Release Date: May 08, 2025

  • Operating Cash Flow: $3 billion before working capital in Q1 2025.
  • Oil and Gas Production: Over 1.39 million BOE per day, at the midpoint of guidance.
  • Domestic Operating Cost: $9.05 per BOE, below initial expectations.
  • Permian Well Cost Reduction: More than 10% reduction compared to last year.
  • Adjusted Profit: $0.87 per diluted share.
  • Reported Profit: $0.77 per diluted share.
  • Free Cash Flow: Approximately $1.2 billion before working capital.
  • Unrestricted Cash: $2.6 billion at the end of Q1 2025.
  • Debt Reduction: $2.3 billion retired year-to-date; $6.8 billion over the past 10 months.
  • Interest Expense Reduction: $370 million annually from debt repayment.
  • OxyChem Performance: $215 million on an adjusted basis.
  • Midstream and Marketing Outperformance: Driven by strong gas marketing optimization in the Permian.
  • Capital Guidance Reduction: Lowered by $200 million for the year.
  • Operating Cost Savings: Estimated $150 million in 2025 OpEx savings.

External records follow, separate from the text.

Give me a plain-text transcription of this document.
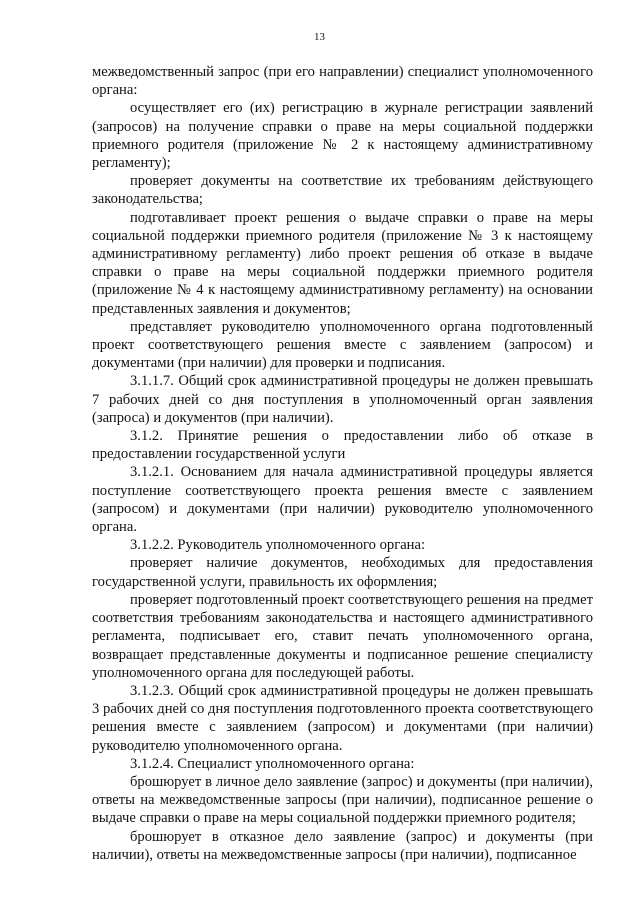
13

межведомственный запрос (при его направлении) специалист уполномоченного органа:

осуществляет его (их) регистрацию в журнале регистрации заявлений (запросов) на получение справки о праве на меры социальной поддержки приемного родителя (приложение № 2 к настоящему административному регламенту);

проверяет документы на соответствие их требованиям действующего законодательства;

подготавливает проект решения о выдаче справки о праве на меры социальной поддержки приемного родителя (приложение № 3 к настоящему административному регламенту) либо проект решения об отказе в выдаче справки о праве на меры социальной поддержки приемного родителя (приложение № 4 к настоящему административному регламенту) на основании представленных заявления и документов;

представляет руководителю уполномоченного органа подготовленный проект соответствующего решения вместе с заявлением (запросом) и документами (при наличии) для проверки и подписания.

3.1.1.7. Общий срок административной процедуры не должен превышать 7 рабочих дней со дня поступления в уполномоченный орган заявления (запроса) и документов (при наличии).

3.1.2. Принятие решения о предоставлении либо об отказе в предоставлении государственной услуги

3.1.2.1. Основанием для начала административной процедуры является поступление соответствующего проекта решения вместе с заявлением (запросом) и документами (при наличии) руководителю уполномоченного органа.

3.1.2.2. Руководитель уполномоченного органа:

проверяет наличие документов, необходимых для предоставления государственной услуги, правильность их оформления;

проверяет подготовленный проект соответствующего решения на предмет соответствия требованиям законодательства и настоящего административного регламента, подписывает его, ставит печать уполномоченного органа, возвращает представленные документы и подписанное решение специалисту уполномоченного органа для последующей работы.

3.1.2.3. Общий срок административной процедуры не должен превышать 3 рабочих дней со дня поступления подготовленного проекта соответствующего решения вместе с заявлением (запросом) и документами (при наличии) руководителю уполномоченного органа.

3.1.2.4. Специалист уполномоченного органа:

брошюрует в личное дело заявление (запрос) и документы (при наличии), ответы на межведомственные запросы (при наличии), подписанное решение о выдаче справки о праве на меры социальной поддержки приемного родителя;

брошюрует в отказное дело заявление (запрос) и документы (при наличии), ответы на межведомственные запросы (при наличии), подписанное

For the complete transcript of the earnings call, please refer to the full earnings call transcript.

Positive Points

  • Occidental Petroleum Corp (OXY, Financial) generated $3 billion in operating cash flow before working capital in the first quarter, showcasing strong financial performance.
  • The company achieved a 15% improvement in drilling duration per well in the Permian, leading to a 10% reduction in unconventional well costs, surpassing their initial target.
  • OXY is in advanced negotiations to extend the Block 53 contract in Oman by 15 years, potentially unlocking over 800 million gross barrels of additional resources.
  • The midstream and marketing business outperformed expectations, driven by strong gas marketing optimization in the Permian.
  • OxyChem delivered $215 million on an adjusted basis, overcoming operational challenges and extending its market leadership as a low-cost operator.

Negative Points

  • The company faces heightened volatility and uncertainty in the macro environment, impacting commodity price stability.
  • OXY's Gulf of America production guidance was revised down due to discretionary capital optimization, including deferring a development well into 2026.
  • The company is experiencing elevated domestic operating expenses per BOE due to production mix shifts and maintenance activities.
  • Uncertainty around global trade and economic conditions in China is impacting the chemical segment's pricing and demand.
  • OXY is closely monitoring the evolving macro backdrop and may need to scale back activity if commodity prices weaken significantly.

Disclosures

I/We may personally own shares in some of the companies mentioned above. However, those positions are not material to either the company or to my/our portfolios.